The manganese sulfate hydrate experiment provides an excellent example. For water, the molar mass is 18.015 g/mol, and for anhydrous manganese sulfate (MnSO₄), it's 151.00 g/mol. These values are used to convert mass into moles, which then helps balance the chemical equation and assists in determining the formula of the hydrate. By utilizing moles and molar mass, you can convert between weight and the number of molecules, providing insights into chemical reactions.

Chemical Formulas

Chemical formulas represent the types and numbers of atoms in a molecule. For hydrates, they include information about water molecules integrated within the compound, denoted as \(\cdot H_2O\). This conveys both chemical and physical information, indicating how substances interact.
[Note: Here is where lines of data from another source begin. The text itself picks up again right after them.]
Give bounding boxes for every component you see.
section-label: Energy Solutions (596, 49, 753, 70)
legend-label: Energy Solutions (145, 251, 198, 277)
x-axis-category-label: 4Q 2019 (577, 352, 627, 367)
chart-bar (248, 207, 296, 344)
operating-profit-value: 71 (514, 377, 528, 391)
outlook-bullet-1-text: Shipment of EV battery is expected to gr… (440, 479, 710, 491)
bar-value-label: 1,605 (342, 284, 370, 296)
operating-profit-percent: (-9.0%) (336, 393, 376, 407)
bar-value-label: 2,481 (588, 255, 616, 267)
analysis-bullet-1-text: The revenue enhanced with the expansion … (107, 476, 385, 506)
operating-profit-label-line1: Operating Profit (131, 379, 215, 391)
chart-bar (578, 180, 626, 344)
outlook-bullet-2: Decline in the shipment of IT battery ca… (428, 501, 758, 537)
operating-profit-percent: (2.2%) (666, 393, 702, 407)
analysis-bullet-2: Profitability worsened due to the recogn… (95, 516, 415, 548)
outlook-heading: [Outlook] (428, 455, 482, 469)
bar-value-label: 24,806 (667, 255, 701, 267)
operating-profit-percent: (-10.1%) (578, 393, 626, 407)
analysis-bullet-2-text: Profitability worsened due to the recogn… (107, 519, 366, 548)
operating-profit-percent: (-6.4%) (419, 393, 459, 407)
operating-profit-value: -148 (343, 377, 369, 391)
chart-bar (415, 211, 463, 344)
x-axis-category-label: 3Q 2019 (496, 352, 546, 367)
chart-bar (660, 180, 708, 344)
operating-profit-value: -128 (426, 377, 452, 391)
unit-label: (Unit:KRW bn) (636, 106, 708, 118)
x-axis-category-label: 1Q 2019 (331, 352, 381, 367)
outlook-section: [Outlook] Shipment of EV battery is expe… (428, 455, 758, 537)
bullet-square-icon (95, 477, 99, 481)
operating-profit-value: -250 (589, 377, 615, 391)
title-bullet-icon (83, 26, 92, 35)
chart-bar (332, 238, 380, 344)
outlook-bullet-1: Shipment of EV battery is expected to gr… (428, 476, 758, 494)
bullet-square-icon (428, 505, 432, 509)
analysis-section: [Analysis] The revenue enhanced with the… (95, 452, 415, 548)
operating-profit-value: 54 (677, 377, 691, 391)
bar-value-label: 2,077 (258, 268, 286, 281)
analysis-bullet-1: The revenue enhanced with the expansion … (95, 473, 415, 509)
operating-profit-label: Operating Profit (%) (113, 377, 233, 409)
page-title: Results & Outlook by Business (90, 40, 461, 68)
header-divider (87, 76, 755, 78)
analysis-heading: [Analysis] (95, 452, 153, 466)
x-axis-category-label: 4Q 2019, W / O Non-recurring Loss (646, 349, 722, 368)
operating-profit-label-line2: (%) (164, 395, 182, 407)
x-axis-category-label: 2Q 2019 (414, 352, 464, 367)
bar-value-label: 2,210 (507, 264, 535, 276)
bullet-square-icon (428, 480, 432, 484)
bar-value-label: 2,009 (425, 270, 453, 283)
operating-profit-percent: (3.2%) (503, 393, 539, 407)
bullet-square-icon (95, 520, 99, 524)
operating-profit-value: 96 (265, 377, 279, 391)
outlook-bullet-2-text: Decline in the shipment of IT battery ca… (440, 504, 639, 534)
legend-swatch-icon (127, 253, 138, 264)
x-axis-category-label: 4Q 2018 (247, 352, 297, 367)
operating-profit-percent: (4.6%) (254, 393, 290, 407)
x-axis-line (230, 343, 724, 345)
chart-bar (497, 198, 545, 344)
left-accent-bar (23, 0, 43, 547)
In the experiment, we derive the formula for manganese(II) sulfate hydrate based on the stoichiometric analysis and hydrate water content calculations. Initially, we suspect a general form \(MnSO_4 \cdot xH_2O\), where \(x\) represents the number of water molecules. Analysis based on mass and moles can ascertain this factor, allowing precise depiction of the chemical structure. Knowing the precise formula enables chemists to predict and understand the properties and reactions of the compound within various contexts.